I think I’m with Dio on this one. A legitimate would have been, “Can you explain to me how raising taxes on those making over $250,000 per year is going to help the economy?” Instead Joe the Country Music Singing Novelist Congressman said, “I’m going to buy a business (not true), and I’ll be making $280,000 (also not true), why are you going to tax me more?”

And Joe Biden chimed in: “Literally!”

Exactly. No credit card verification system I’ve ever worked with has any way to check any part of the information but the numbers. Not only the name, but also the name of the street and city are irrelevant. It checks the card number, zip code and digits of the address only.

If the point was solely the question being addressed, then surely that was settled when he received an extensive and polite answer right on the spot - even after being impliedly accused of not believing in the American dream of prosperity.
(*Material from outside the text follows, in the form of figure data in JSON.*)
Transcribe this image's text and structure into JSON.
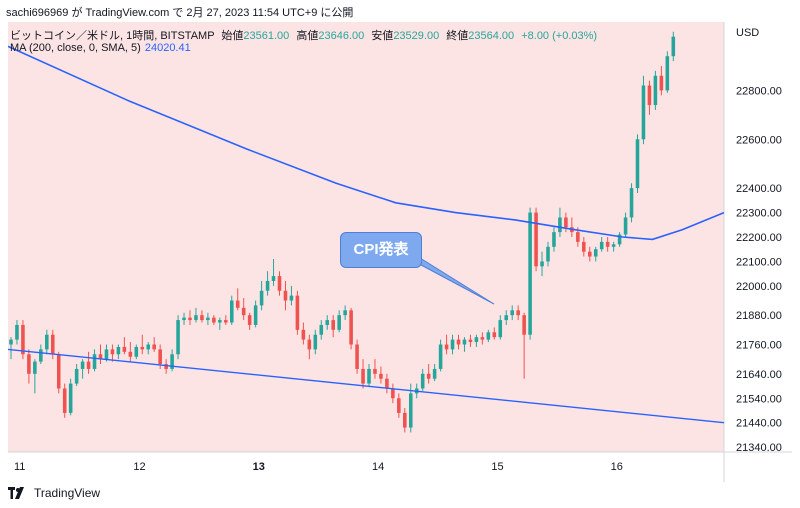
{
  "header": {
    "caption": "sachi696969 が TradingView.com で 2月 27, 2023 11:54 UTC+9 に公開"
  },
  "legend": {
    "symbol": "ビットコイン／米ドル, 1時間, BITSTAMP",
    "open_label": "始値",
    "open_value": "23561.00",
    "high_label": "高値",
    "high_value": "23646.00",
    "low_label": "安値",
    "low_value": "23529.00",
    "close_label": "終値",
    "close_value": "23564.00",
    "change": "+8.00 (+0.03%)",
    "ma_label": "MA (200, close, 0, SMA, 5)",
    "ma_value": "24020.41"
  },
  "callout": {
    "text": "CPI発表"
  },
  "footer": {
    "brand": "TradingView"
  },
  "colors": {
    "background": "#fde4e4",
    "up": "#26a69a",
    "down": "#ef5350",
    "ma_line": "#2962ff",
    "trendline": "#2962ff",
    "callout_fill": "#7fa9ee"
  },
  "chart_data": {
    "type": "candlestick",
    "currency_label": "USD",
    "y_ticks": [
      "22800.00",
      "22600.00",
      "22400.00",
      "22300.00",
      "22200.00",
      "22100.00",
      "22000.00",
      "21880.00",
      "21760.00",
      "21640.00",
      "21540.00",
      "21440.00",
      "21340.00"
    ],
    "x_ticks": [
      "11",
      "12",
      "13",
      "14",
      "15",
      "16"
    ],
    "ylim": [
      21320,
      23080
    ],
    "xlim": [
      0,
      120
    ],
    "candles": [
      [
        0,
        21760,
        21790,
        21700,
        21780
      ],
      [
        1,
        21780,
        21860,
        21760,
        21840
      ],
      [
        2,
        21840,
        21860,
        21700,
        21720
      ],
      [
        3,
        21720,
        21740,
        21600,
        21640
      ],
      [
        4,
        21640,
        21700,
        21560,
        21690
      ],
      [
        5,
        21690,
        21760,
        21680,
        21740
      ],
      [
        6,
        21740,
        21820,
        21720,
        21800
      ],
      [
        7,
        21800,
        21820,
        21700,
        21720
      ],
      [
        8,
        21720,
        21730,
        21560,
        21580
      ],
      [
        9,
        21580,
        21600,
        21460,
        21480
      ],
      [
        10,
        21480,
        21620,
        21470,
        21600
      ],
      [
        11,
        21600,
        21680,
        21590,
        21660
      ],
      [
        12,
        21660,
        21700,
        21620,
        21690
      ],
      [
        13,
        21690,
        21730,
        21640,
        21660
      ],
      [
        14,
        21660,
        21740,
        21650,
        21720
      ],
      [
        15,
        21720,
        21760,
        21680,
        21700
      ],
      [
        16,
        21700,
        21760,
        21690,
        21740
      ],
      [
        17,
        21740,
        21760,
        21690,
        21720
      ],
      [
        18,
        21720,
        21760,
        21700,
        21750
      ],
      [
        19,
        21750,
        21790,
        21720,
        21730
      ],
      [
        20,
        21730,
        21770,
        21690,
        21710
      ],
      [
        21,
        21710,
        21760,
        21700,
        21750
      ],
      [
        22,
        21750,
        21800,
        21720,
        21740
      ],
      [
        23,
        21740,
        21770,
        21720,
        21760
      ],
      [
        24,
        21760,
        21790,
        21730,
        21740
      ],
      [
        25,
        21740,
        21760,
        21660,
        21680
      ],
      [
        26,
        21680,
        21700,
        21640,
        21660
      ],
      [
        27,
        21660,
        21740,
        21650,
        21720
      ],
      [
        28,
        21720,
        21880,
        21700,
        21860
      ],
      [
        29,
        21860,
        21890,
        21840,
        21870
      ],
      [
        30,
        21870,
        21900,
        21840,
        21860
      ],
      [
        31,
        21860,
        21910,
        21850,
        21880
      ],
      [
        32,
        21880,
        21900,
        21850,
        21860
      ],
      [
        33,
        21860,
        21890,
        21840,
        21870
      ],
      [
        34,
        21870,
        21880,
        21840,
        21850
      ],
      [
        35,
        21850,
        21870,
        21820,
        21860
      ],
      [
        36,
        21860,
        21880,
        21840,
        21850
      ],
      [
        37,
        21850,
        21960,
        21840,
        21940
      ],
      [
        38,
        21940,
        21990,
        21900,
        21910
      ],
      [
        39,
        21910,
        21950,
        21860,
        21880
      ],
      [
        40,
        21880,
        21890,
        21820,
        21840
      ],
      [
        41,
        21840,
        21940,
        21830,
        21920
      ],
      [
        42,
        21920,
        22020,
        21900,
        21980
      ],
      [
        43,
        21980,
        22060,
        21960,
        22020
      ],
      [
        44,
        22020,
        22110,
        22000,
        22040
      ],
      [
        45,
        22040,
        22060,
        21960,
        21980
      ],
      [
        46,
        21980,
        22020,
        21900,
        21940
      ],
      [
        47,
        21940,
        22000,
        21920,
        21960
      ],
      [
        48,
        21960,
        21980,
        21800,
        21820
      ],
      [
        49,
        21820,
        21850,
        21760,
        21780
      ],
      [
        50,
        21780,
        21800,
        21700,
        21740
      ],
      [
        51,
        21740,
        21820,
        21720,
        21800
      ],
      [
        52,
        21800,
        21860,
        21780,
        21840
      ],
      [
        53,
        21840,
        21880,
        21820,
        21860
      ],
      [
        54,
        21860,
        21880,
        21790,
        21820
      ],
      [
        55,
        21820,
        21900,
        21810,
        21880
      ],
      [
        56,
        21880,
        21920,
        21860,
        21900
      ],
      [
        57,
        21900,
        21910,
        21740,
        21760
      ],
      [
        58,
        21760,
        21780,
        21640,
        21660
      ],
      [
        59,
        21660,
        21700,
        21580,
        21600
      ],
      [
        60,
        21600,
        21680,
        21590,
        21660
      ],
      [
        61,
        21660,
        21700,
        21620,
        21640
      ],
      [
        62,
        21640,
        21670,
        21600,
        21620
      ],
      [
        63,
        21620,
        21640,
        21560,
        21580
      ],
      [
        64,
        21580,
        21600,
        21520,
        21540
      ],
      [
        65,
        21540,
        21560,
        21460,
        21480
      ],
      [
        66,
        21480,
        21500,
        21400,
        21420
      ],
      [
        67,
        21420,
        21600,
        21400,
        21560
      ],
      [
        68,
        21560,
        21600,
        21540,
        21580
      ],
      [
        69,
        21580,
        21660,
        21570,
        21640
      ],
      [
        70,
        21640,
        21680,
        21600,
        21620
      ],
      [
        71,
        21620,
        21680,
        21610,
        21660
      ],
      [
        72,
        21660,
        21780,
        21650,
        21760
      ],
      [
        73,
        21760,
        21800,
        21720,
        21740
      ],
      [
        74,
        21740,
        21800,
        21720,
        21780
      ],
      [
        75,
        21780,
        21800,
        21740,
        21760
      ],
      [
        76,
        21760,
        21790,
        21730,
        21780
      ],
      [
        77,
        21780,
        21800,
        21750,
        21770
      ],
      [
        78,
        21770,
        21800,
        21750,
        21790
      ],
      [
        79,
        21790,
        21810,
        21760,
        21780
      ],
      [
        80,
        21780,
        21820,
        21770,
        21810
      ],
      [
        81,
        21810,
        21830,
        21780,
        21790
      ],
      [
        82,
        21790,
        21880,
        21780,
        21860
      ],
      [
        83,
        21860,
        21900,
        21840,
        21880
      ],
      [
        84,
        21880,
        21920,
        21860,
        21900
      ],
      [
        85,
        21900,
        21920,
        21860,
        21880
      ],
      [
        86,
        21880,
        21890,
        21620,
        21800
      ],
      [
        87,
        21800,
        22320,
        21780,
        22300
      ],
      [
        88,
        22300,
        22320,
        22060,
        22080
      ],
      [
        89,
        22080,
        22140,
        22040,
        22100
      ],
      [
        90,
        22100,
        22180,
        22080,
        22160
      ],
      [
        91,
        22160,
        22240,
        22140,
        22220
      ],
      [
        92,
        22220,
        22320,
        22200,
        22280
      ],
      [
        93,
        22280,
        22300,
        22220,
        22240
      ],
      [
        94,
        22240,
        22280,
        22200,
        22220
      ],
      [
        95,
        22220,
        22240,
        22160,
        22180
      ],
      [
        96,
        22180,
        22200,
        22120,
        22140
      ],
      [
        97,
        22140,
        22160,
        22100,
        22120
      ],
      [
        98,
        22120,
        22160,
        22100,
        22150
      ],
      [
        99,
        22150,
        22200,
        22140,
        22180
      ],
      [
        100,
        22180,
        22200,
        22140,
        22160
      ],
      [
        101,
        22160,
        22180,
        22140,
        22170
      ],
      [
        102,
        22170,
        22220,
        22160,
        22210
      ],
      [
        103,
        22210,
        22300,
        22200,
        22280
      ],
      [
        104,
        22280,
        22420,
        22260,
        22400
      ],
      [
        105,
        22400,
        22620,
        22380,
        22600
      ],
      [
        106,
        22600,
        22860,
        22580,
        22820
      ],
      [
        107,
        22820,
        22840,
        22700,
        22740
      ],
      [
        108,
        22740,
        22880,
        22720,
        22860
      ],
      [
        109,
        22860,
        22900,
        22780,
        22800
      ],
      [
        110,
        22800,
        22960,
        22790,
        22940
      ],
      [
        111,
        22940,
        23040,
        22920,
        23020
      ]
    ],
    "ma_series": [
      [
        0,
        22980
      ],
      [
        20,
        22760
      ],
      [
        40,
        22560
      ],
      [
        55,
        22420
      ],
      [
        65,
        22340
      ],
      [
        75,
        22300
      ],
      [
        85,
        22270
      ],
      [
        95,
        22230
      ],
      [
        103,
        22200
      ],
      [
        108,
        22190
      ],
      [
        113,
        22230
      ],
      [
        120,
        22300
      ]
    ],
    "trendline": [
      [
        0,
        21740
      ],
      [
        120,
        21440
      ]
    ]
  }
}
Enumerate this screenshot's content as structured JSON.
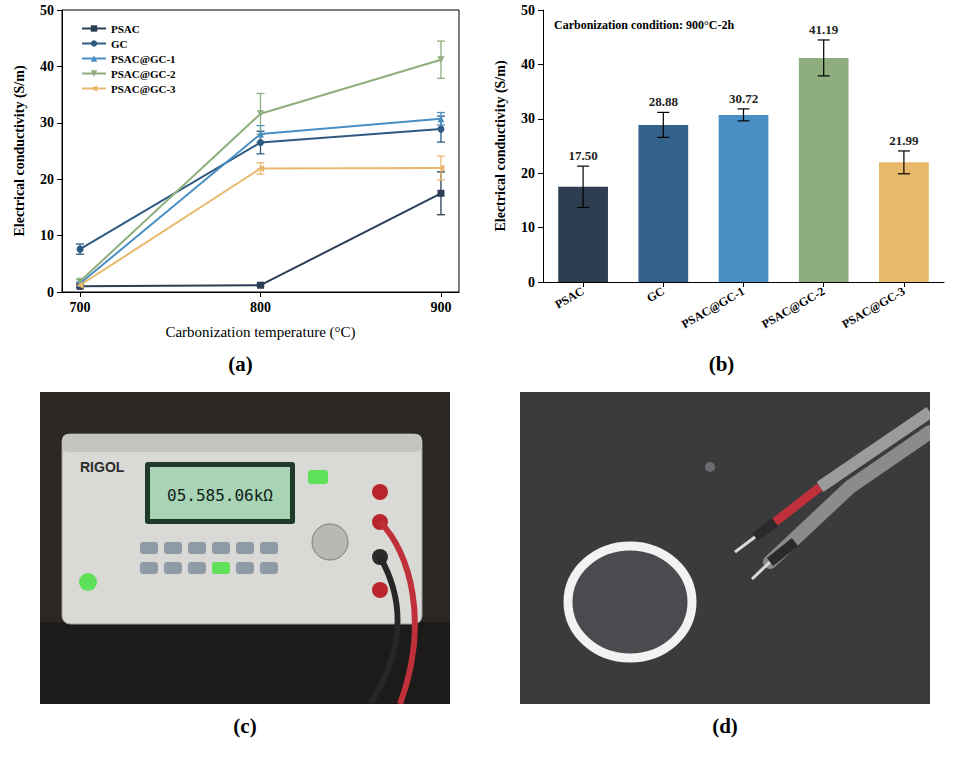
{
  "chart_data": [
    {
      "type": "line",
      "panel": "(a)",
      "x_label": "Carbonization temperature (°C)",
      "y_label": "Electrical conductivity (S/m)",
      "x": [
        700,
        800,
        900
      ],
      "xlim": [
        690,
        910
      ],
      "xticks": [
        700,
        800,
        900
      ],
      "ylim": [
        0,
        50
      ],
      "yticks": [
        0,
        10,
        20,
        30,
        40,
        50
      ],
      "grid": false,
      "legend": "upper left",
      "series": [
        {
          "name": "PSAC",
          "color": "#2c3e55",
          "marker": "square",
          "values": [
            1.0,
            1.2,
            17.5
          ],
          "errors": [
            0.2,
            0.2,
            3.8
          ]
        },
        {
          "name": "GC",
          "color": "#2f5b82",
          "marker": "circle",
          "values": [
            7.6,
            26.5,
            28.88
          ],
          "errors": [
            0.9,
            2.0,
            2.3
          ]
        },
        {
          "name": "PSAC@GC-1",
          "color": "#4a8fc4",
          "marker": "triangle-up",
          "values": [
            1.5,
            28.0,
            30.72
          ],
          "errors": [
            0.3,
            1.5,
            1.1
          ]
        },
        {
          "name": "PSAC@GC-2",
          "color": "#8fae7e",
          "marker": "triangle-down",
          "values": [
            1.9,
            31.6,
            41.19
          ],
          "errors": [
            0.3,
            3.6,
            3.3
          ]
        },
        {
          "name": "PSAC@GC-3",
          "color": "#e8b86d",
          "marker": "triangle-left",
          "values": [
            1.2,
            21.9,
            21.99
          ],
          "errors": [
            0.2,
            1.0,
            2.1
          ]
        }
      ]
    },
    {
      "type": "bar",
      "panel": "(b)",
      "annotation": "Carbonization condition: 900°C-2h",
      "y_label": "Electrical conductivity (S/m)",
      "categories": [
        "PSAC",
        "GC",
        "PSAC@GC-1",
        "PSAC@GC-2",
        "PSAC@GC-3"
      ],
      "values": [
        17.5,
        28.88,
        30.72,
        41.19,
        21.99
      ],
      "value_labels": [
        "17.50",
        "28.88",
        "30.72",
        "41.19",
        "21.99"
      ],
      "errors": [
        3.8,
        2.3,
        1.1,
        3.3,
        2.1
      ],
      "colors": [
        "#2c3e50",
        "#34618a",
        "#4a8fc4",
        "#8fae7e",
        "#e8b86d"
      ],
      "ylim": [
        0,
        50
      ],
      "yticks": [
        0,
        10,
        20,
        30,
        40,
        50
      ],
      "grid": false,
      "data_labels": true
    }
  ],
  "photos": [
    {
      "panel": "(c)",
      "texts": [
        "RIGOL",
        "05.585.06kΩ"
      ]
    },
    {
      "panel": "(d)"
    }
  ]
}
But the point is Joe’s entire line was based on a set of sweeping misrepresentations - he lied about his earnings, his capacity to buy the business in question, the business’s net profits, and his belief in flat taxes - all to simply get media mileage for his faux-independent concerns. How can this complete lack of credibility not be at issue here - when his entire contribution has been to disingenuously act as a gimmick of working class scepticism.

In contrast, I would bet that every single one of those four swing-state families were actually real people with real concerns as depicted in the infomercial.